Face to face, we all have a place in God's own circle of friends.
Hey there *__! How do you do?
Who's that friend sitting close to you?
Thank the Lord for *__ has a place in the circle too.
Take a look around. Find someone near.
Take him (her) by the hand, say "Glad you're here."
We're together and when we've gone,
God's love like a circle rolls on and on and on.
It's all sung to one long stanza, with a repeat sign at the end (to double your discomfort). The final "on" is held for three whole measures.

Wow. Now that's a hymn that stirs up deeply buried (not to say repressed) memories. Squirm-inducing memories of gatherings from which I wanted to flee. People so friendly and welcoming that they scared me to death. A Pentecostal church that some crazy woman dragged me to (all right, it was my mother), and where, even at age ten, I was so struck by a sense of wrongness that I felt physically ill. Memories like that are among the reasons I never, ever, want to be anything but a Lutheran. And now I can relive them at a Lutheran church near me!

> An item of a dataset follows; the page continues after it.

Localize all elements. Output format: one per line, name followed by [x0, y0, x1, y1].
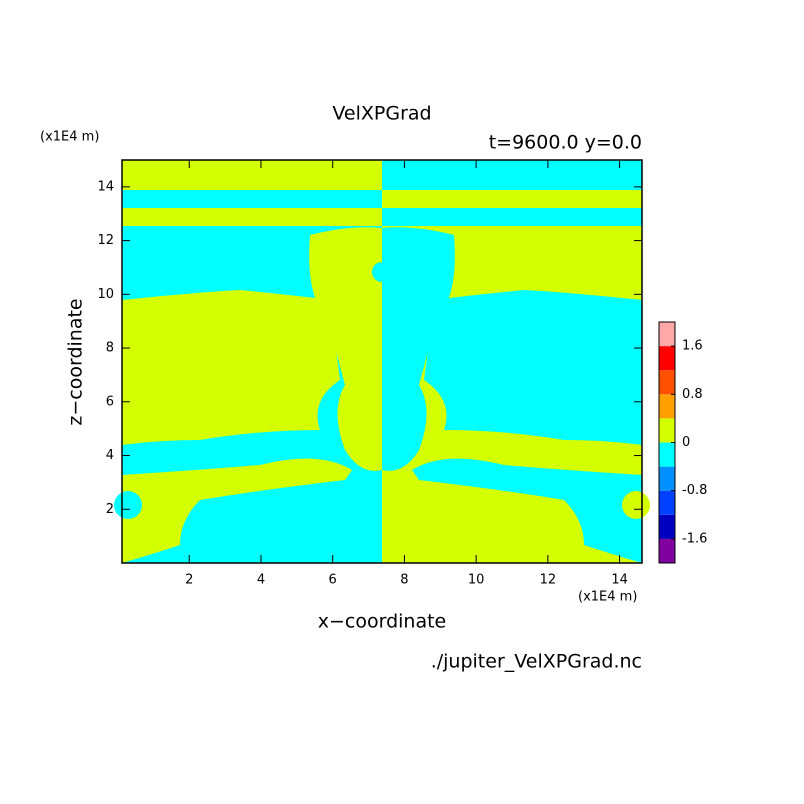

Maybe this is a good time to acknowledge one of the things that makes me such a fat stupid jerk, the type of person likely to be his own "circle of friends": I hate to be pushed around. I especially hate when it is done in a "nice" way. So I am glad Lutheranism found me before Pentecostalism did. If I had been raised in a religious tradition that trades on manipulation, mass emotion, and groupthink, I would probably have ended up hating Christianity. Children's sermons and Sunday school songs were almost more than I could endure, even in the Lutheran church; but at least I could look forward to adulthood when my church would no longer require me to participate in precious little role-play games. I didn't want group therapy. I wanted to hear the Bible's bitter truths and comforting promises frankly explained. And, apart from what the Word itself accomplished in me, I wanted to be left alone.

"Circle of Friends"-type church gatherings may attract some weak-minded and emotionally needy individuals. But how shall a critical thinker be saved? "Circle of Friends"-type songs may make nice ice-breakers at an informal gathering of outgoing, unselfconscious people; but where does that leave the man or woman who believes, as I nearly do, that good taste is next to godliness?